What types of data are suitable for Visplore?
Visplore is optimized for data from time-dependent measurements. Typical examples include:
- Sensor data from machinery (e.g. industrial processes)
- Time series of energy production / consumption
- Meteorological time series
- Price time series
- Product quality samples
- Scientific experiments
- Incidents such as alerts
Visplore assumes data to be structured as a table (or "data matrix"), as it is common in statistics, data bases, and spreadsheet programs like Excel.
Rows of this data table represent data records. Each data record has the same structure, like a set of conducted measurements (as columns, see below). They are often characterized by a point in time (e.g. the "time stamp") or other key information for unique identification.
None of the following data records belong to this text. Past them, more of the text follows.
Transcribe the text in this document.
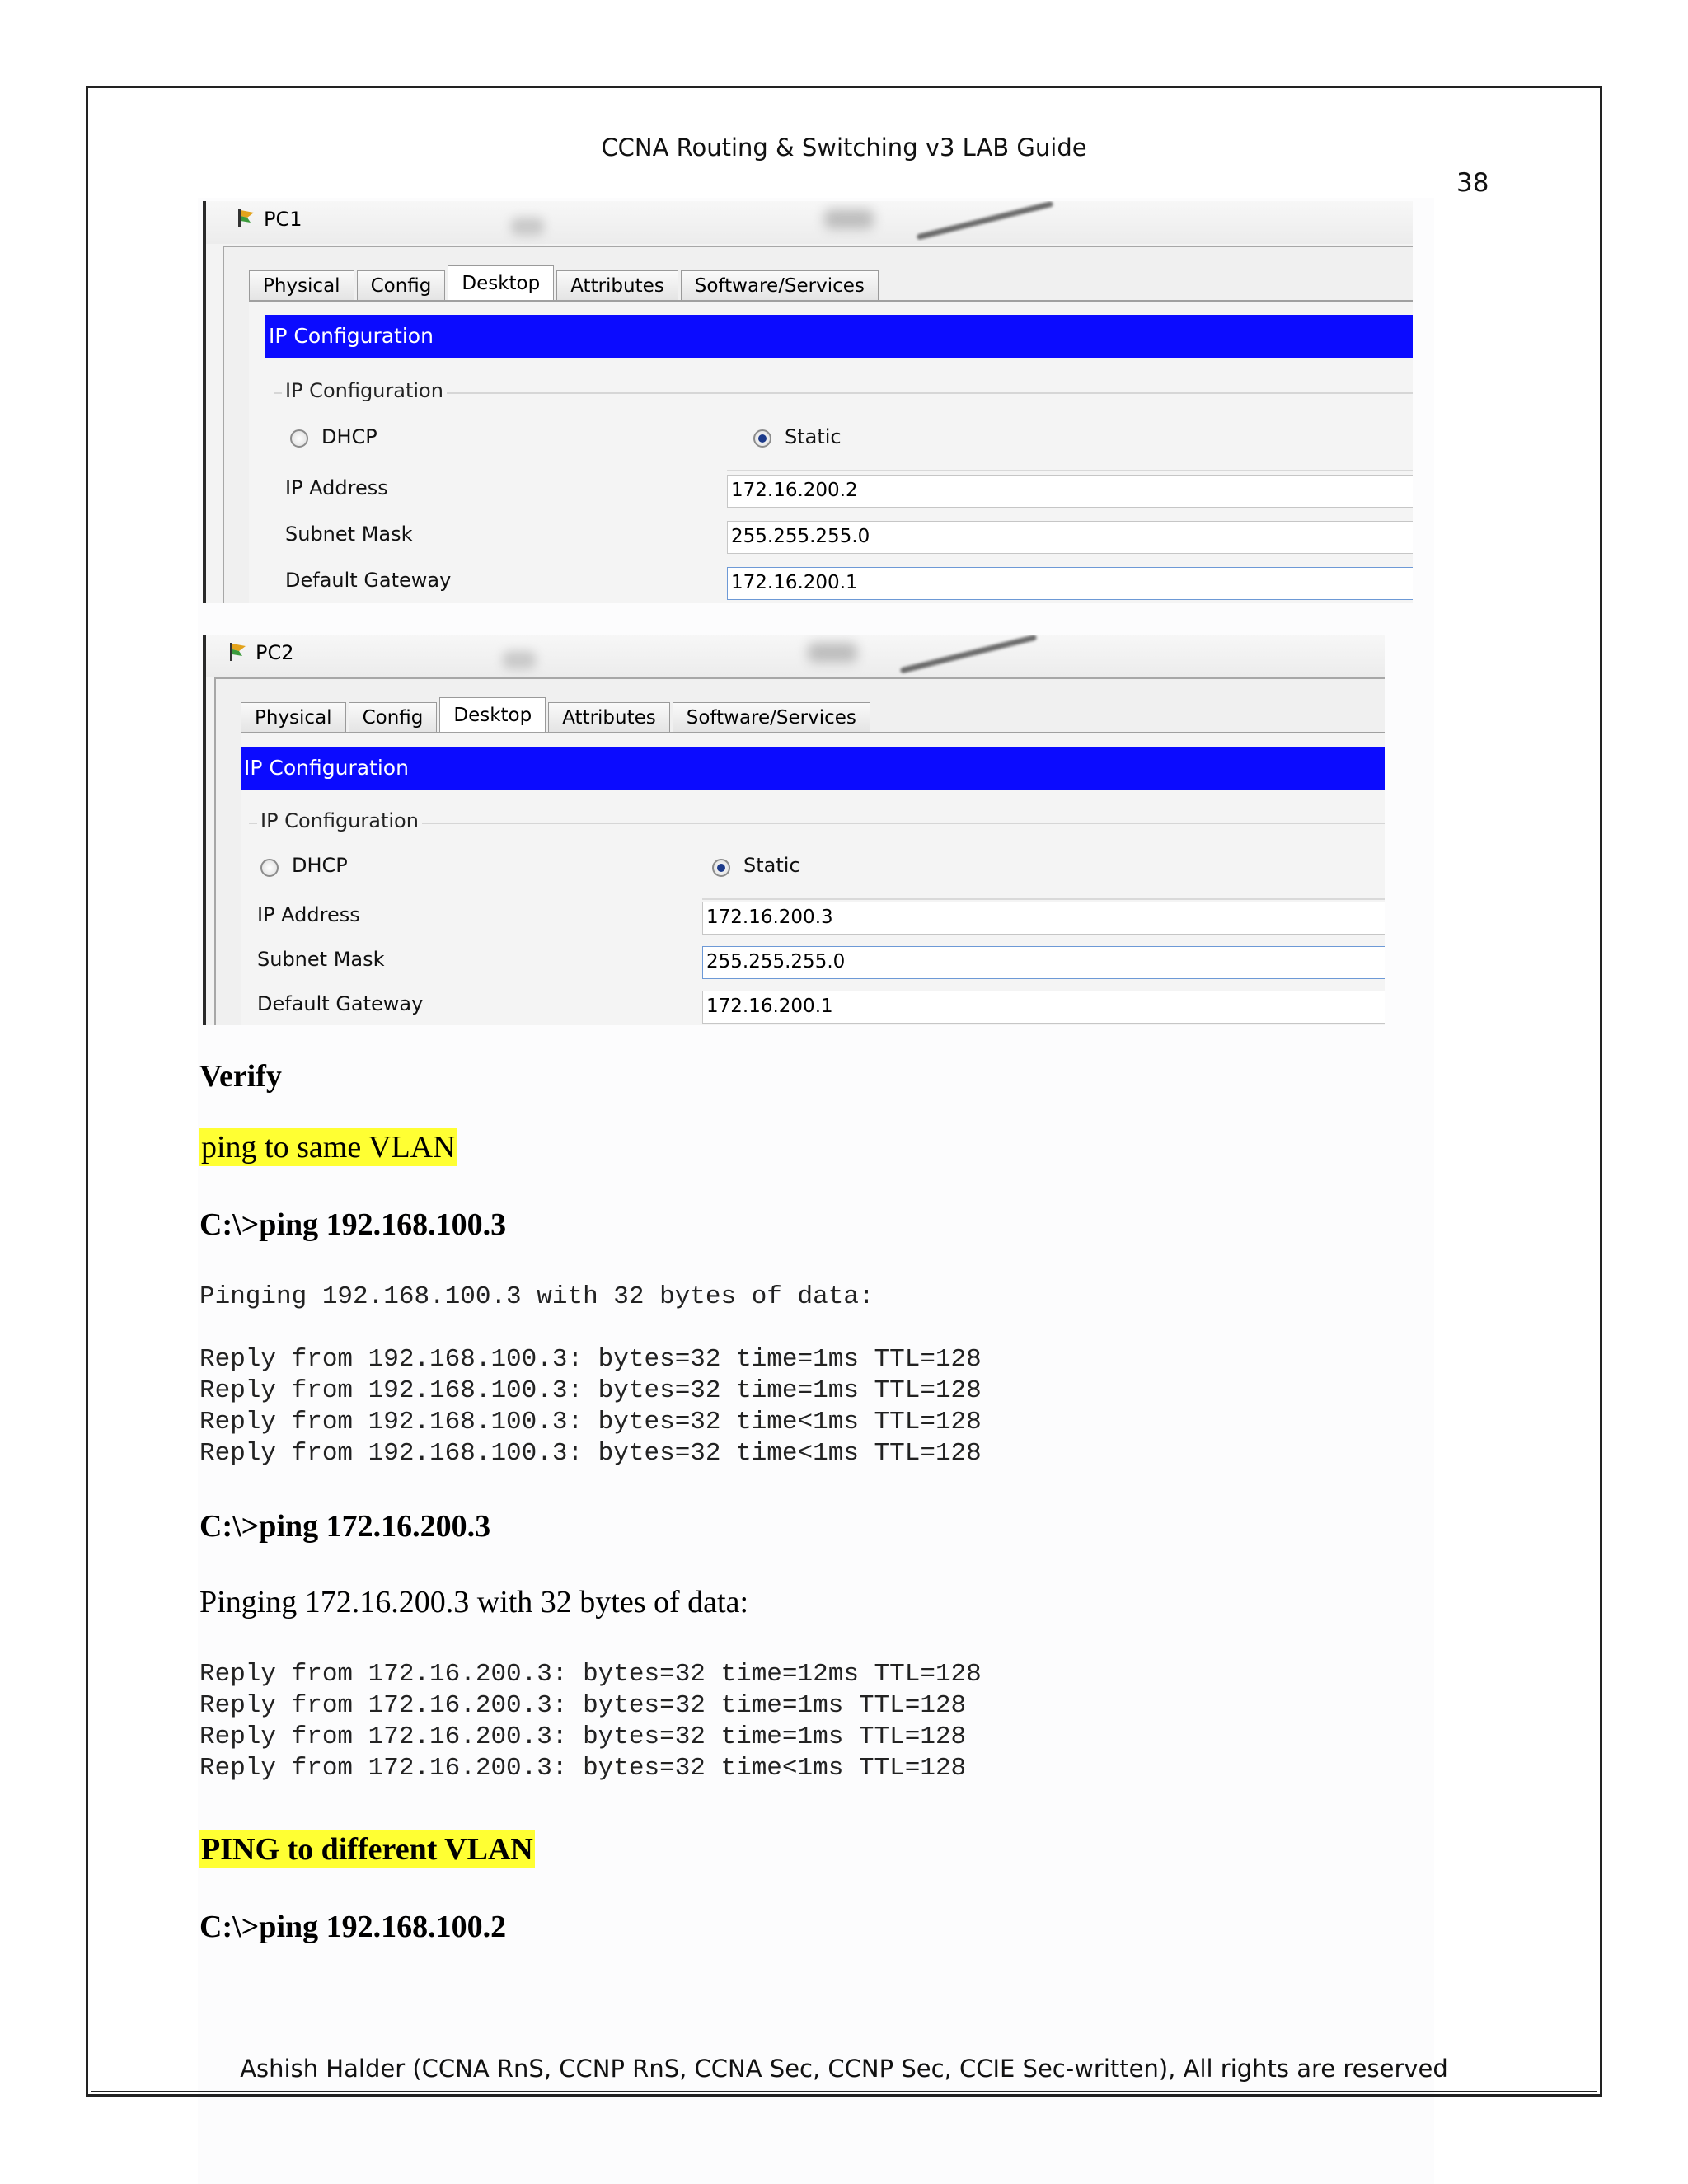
CCNA Routing & Switching v3 LAB Guide
38
PC1
Physical	Config	Desktop	Attributes	Software/Services
IP Configuration
IP Configuration
DHCP	Static
IP Address	172.16.200.2
Subnet Mask	255.255.255.0
Default Gateway	172.16.200.1
PC2
Physical	Config	Desktop	Attributes	Software/Services
IP Configuration
IP Configuration
DHCP	Static
IP Address	172.16.200.3
Subnet Mask	255.255.255.0
Default Gateway	172.16.200.1
Verify
ping to same VLAN
C:\>ping 192.168.100.3
Pinging 192.168.100.3 with 32 bytes of data:
Reply from 192.168.100.3: bytes=32 time=1ms TTL=128
Reply from 192.168.100.3: bytes=32 time=1ms TTL=128
Reply from 192.168.100.3: bytes=32 time<1ms TTL=128
Reply from 192.168.100.3: bytes=32 time<1ms TTL=128
C:\>ping 172.16.200.3
Pinging 172.16.200.3 with 32 bytes of data:
Reply from 172.16.200.3: bytes=32 time=12ms TTL=128
Reply from 172.16.200.3: bytes=32 time=1ms TTL=128
Reply from 172.16.200.3: bytes=32 time=1ms TTL=128
Reply from 172.16.200.3: bytes=32 time<1ms TTL=128
PING to different VLAN
C:\>ping 192.168.100.2
Ashish Halder (CCNA RnS, CCNP RnS, CCNA Sec, CCNP Sec, CCIE Sec-written), All rights are reserved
Columns of the data table are the data attributes, given for each row. For instance, the physical quantities measured by different sensors at each point in time (see example below). Data attributes may be:
- Quantitative (e.g., measured value)
- Categorical (e.g., "on/off", different product types, "ok/not ok", error types, etc.)
- Time stamps
The examples below show how typical data tables can look like for import into Visplore:
Example 1: Meteorological time series - with equal step size of 10 min
Example 2: Log of alerts - irregular time stamps
Example 3: Dataset of 4 wind turbines in long format - the same time stamp occurs in many rows
See this use case tutorial on how to work with tables in long format.
Most types of visualization show a few data attributes at the same time, for example a scatter plot of two measured quantities. The default is to visualize all data records. However, it is possible to select or filter subsets of records, for example corresponding to certain time periods. Selecting subsets of records is the primary mechanism of linking multiple views on the data in Visplore.
Visplore supports missing values. It is thus ok if some data attributes are not specified for several records.
Furthermore, Visplore is not limited to time-oriented data. It is ok to load data that does not have any time stamps! Visplore can thus be used to, for example, analyze large sets of objects such as products, artefacts, etc. Such data could look like the following example of cars:
You can only import one data table at a time into Visplore (with up to millions of rows and hundreds of columns).
The following scenarios are common examples requiring pre-processing outside Visplore:
- Analyzing time series data from multiple sources (e.g., multiple files) with different step sizes.
- Analyzing discrete events and continuous sensor time series together, at the same time.
- Joining multiple relational data tables.
For loading data from CSV files, some additional aspects need to be considered:
- The names of the data attributes are supposed to be represented as a single line. This is often the first line of the file, but Visplore also supports skipping lines before the line containing the attribute names. It is currently not possible to compose names of data attributes by combining multiple lines.
- Units may optionally be specified in the line beneath the attribute names.
- All subsequent lines are assumed to contain the actual data.
- Visplore tries to guess the data types for each data attribute. In some cases, however, data attributes with categorical semantics contain values and are thus assumed as value-typed. In such cases, it makes sense to manually switch the data type of the data attribute to "categorical".
- Time stamps are easier to handle if they are given as a single data column containing both date and time. If the date and the time are represented as two separate data columns, a derived data attribute that combines the two can be computed in a Visplore cockpit: Click "New data attribute..." in the toolbar to create a "Date/Time attribute". Then use the CombineDatetime() function in the formula editor.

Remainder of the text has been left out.